En la noche tomé unos conejos y los introduje en el domo transparente. Una lámina de fuego proyectaba formas y figuras en todas direcciones. Durante más de una hora, los animales corrieron aterrorizados y con sus dientes y patas trataban de excavar un túnel en la pared circular. Poco a poco dejaron de moverse. Un vapor azuloso salía de sus pequeños hocicos y su volumen era igual al aire restado en la cúpula.
El vapor es el alma de los conejos. Y en ellos el alma es el miedo: un casi ojo tenue, inmóvil que hiere la mirada de quien los contempla sin misericordia.
II.
Después reemplacé a los conejos por unos perros que se crían para pelear. Elegí los ejemplares más feroces: un macho absolutamente blanco y dos hembras de colores contrapuestos, una de gruesas bandas doradas y la otra negra.
Con la misma lámina de fuego empecé a trazar entrantes y salientes; dibujé paredes compactas, tejados fantasmas, pequeños abismos. Una abigarrada construcción de luz bullía en la cúpula y el aire denso circulaba con dificultad. Los perros gruñían en el laberinto, intentaban mordiscos y sangrientos abrazos, se producían heridas profundas.
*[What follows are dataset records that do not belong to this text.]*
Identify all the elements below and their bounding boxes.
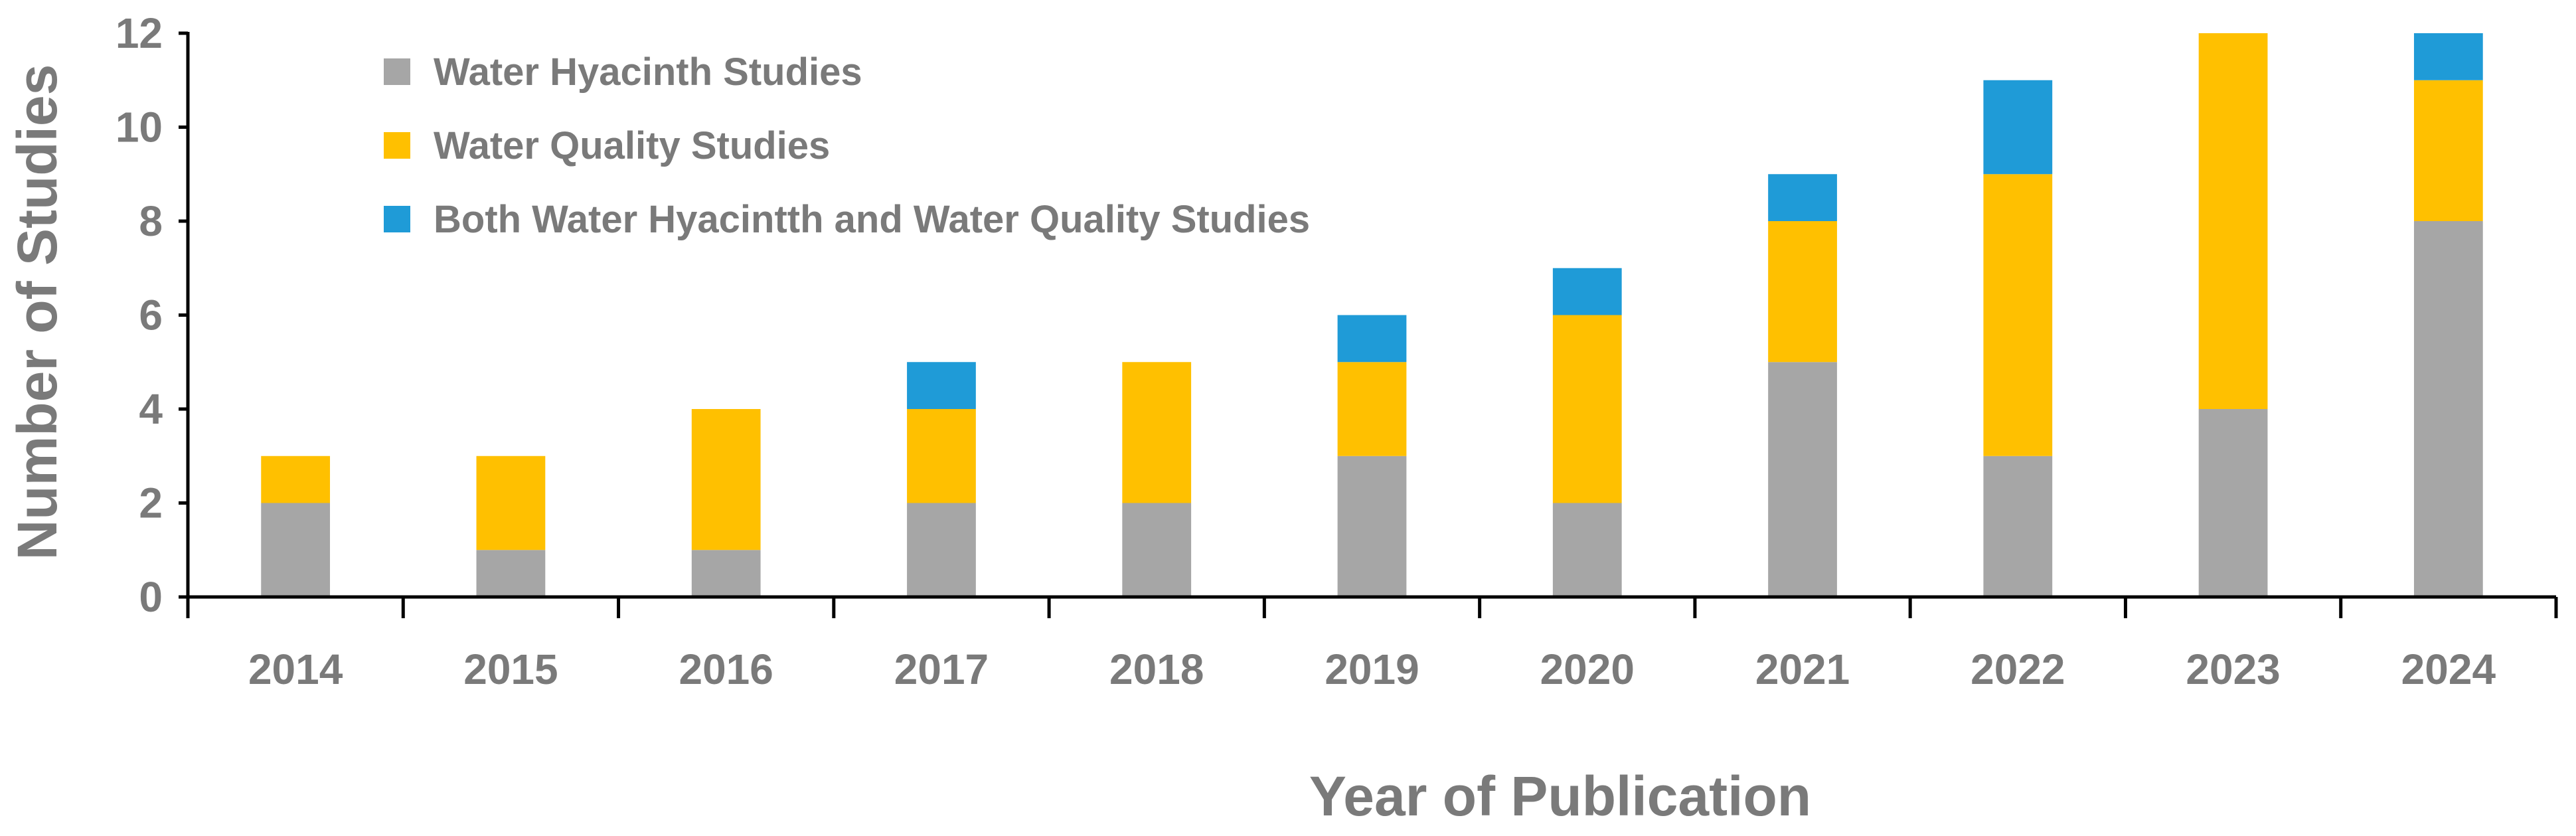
- bar-2017-series-1: [907, 503, 976, 597]
- y-tick-label: 4: [139, 385, 163, 433]
- x-tick-label: 2017: [894, 645, 989, 693]
- bar-2019-series-2: [1337, 362, 1407, 456]
- bar-2019-series-3: [1337, 315, 1407, 363]
- x-tick-label: 2014: [248, 645, 343, 693]
- bar-2014-series-2: [261, 456, 331, 503]
- legend-swatch-2: [384, 132, 410, 159]
- bar-2020-series-2: [1552, 315, 1622, 503]
- bar-2018-series-1: [1122, 503, 1192, 597]
- bar-2024-series-3: [2413, 33, 2483, 80]
- bar-2022-series-1: [1983, 456, 2053, 597]
- bar-2018-series-2: [1122, 362, 1192, 503]
- bar-2022-series-2: [1983, 174, 2053, 456]
- x-axis-title: Year of Publication: [1309, 765, 1811, 827]
- bar-2015-series-1: [476, 550, 546, 597]
- legend-swatch-1: [384, 58, 410, 85]
- bar-2023-series-2: [2198, 33, 2268, 409]
- x-tick-labels: 2014 2015 2016 2017 2018 2019 2020 2021 2022 2023…: [186, 597, 2558, 693]
- bar-2020-series-3: [1552, 268, 1622, 315]
- legend-label-3: Both Water Hyacintth and Water Quality S…: [434, 198, 1310, 241]
- x-tick-label: 2016: [679, 645, 773, 693]
- bar-2019-series-1: [1337, 456, 1407, 597]
- bar-2017-series-2: [907, 409, 976, 503]
- bars-layer: [261, 33, 2483, 597]
- legend-label-2: Water Quality Studies: [434, 124, 830, 167]
- bar-2021-series-1: [1768, 362, 1837, 597]
- bar-2022-series-3: [1983, 80, 2053, 175]
- y-tick-label: 10: [116, 104, 163, 151]
- bar-2024-series-1: [2413, 221, 2483, 597]
- y-tick-label: 6: [139, 292, 163, 339]
- bar-2014-series-1: [261, 503, 331, 597]
- bar-2021-series-3: [1768, 174, 1837, 221]
- bar-2024-series-2: [2413, 80, 2483, 221]
- y-tick-label: 0: [139, 573, 163, 621]
- bar-2015-series-2: [476, 456, 546, 550]
- legend: Water Hyacinth Studies Water Quality Stud…: [384, 50, 1310, 241]
- y-axis-title: Number of Studies: [6, 64, 68, 560]
- x-tick-label: 2020: [1540, 645, 1635, 693]
- x-tick-label: 2019: [1325, 645, 1419, 693]
- bar-2016-series-2: [691, 409, 761, 550]
- x-tick-label: 2022: [1971, 645, 2065, 693]
- bar-2020-series-1: [1552, 503, 1622, 597]
- y-tick-label: 12: [116, 9, 163, 57]
- x-tick-label: 2021: [1755, 645, 1850, 693]
- legend-label-1: Water Hyacinth Studies: [434, 50, 862, 94]
- bar-2016-series-1: [691, 550, 761, 597]
- y-tick-label: 2: [139, 479, 163, 527]
- bar-2017-series-3: [907, 362, 976, 409]
- y-tick-labels: 0 2 4 6 8 10 12: [116, 9, 188, 621]
- x-tick-label: 2023: [2186, 645, 2280, 693]
- x-tick-label: 2015: [463, 645, 558, 693]
- bar-2023-series-1: [2198, 409, 2268, 597]
- y-tick-label: 8: [139, 197, 163, 245]
- x-tick-label: 2018: [1109, 645, 1204, 693]
- bar-2021-series-2: [1768, 221, 1837, 363]
- legend-swatch-3: [384, 206, 410, 232]
- x-tick-label: 2024: [2401, 645, 2496, 693]
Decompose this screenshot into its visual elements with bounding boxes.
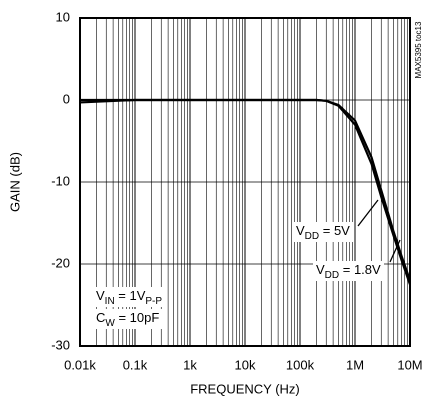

Su respiración era una nube rojiza.
Entonces trasladaron sus colores: el animal blanco absorbió el negro de la hembra y grandes zonas dolorosas invadieron el pelaje de la perra dorada. El alma de estas fieras es su perturbación y en estas condiciones espirituales cualquier ser es enemigo. Pierden el propio color para contaminar a la entidad agresora. Es su alma reducida a colmillos y cicatrices.
III.
Ahora solo falto yo. Voy a entrar en la cúpula. Sellaré con pez todas las junturas y me enroscaré como una blanca crisálida. Mis ojos y poros exudarán un hilo de remordimiento impulsado por el viento de mis pulmones.
Toma el amor de mi alma que es respiración y mídelo en su ardorosa exactitud. El volumen de aire que devora es idéntico al volumen de aire que expulsa, pero su calor es diferente. La combustión ocurre en un órgano desconocido que determina la fuerza de las afinidades y traslaciones: el amor inhalado es igual a mi amor exhalado pero cada molécula que sale despavorida es una renuncia o una pérdida. Es como la estrella que se hunde en un punto desolado del espacio y se niega a brillar o como la flor de cien pétalos que anuncia la carroña.
Mi flor de cien pétalos es cruel.
Mi flor de cien pétalos es santa y mi santidad es mi inocencia.
La magnitud de inocencia que ocupo es la que desplazo. Toco con mi lengua y mis labios el vaho incomprensible adherido al vidrio.
Beso noche o beso luz.
Las almas envenenadas que reclamo en este vientre combado de cristal son las que recibo.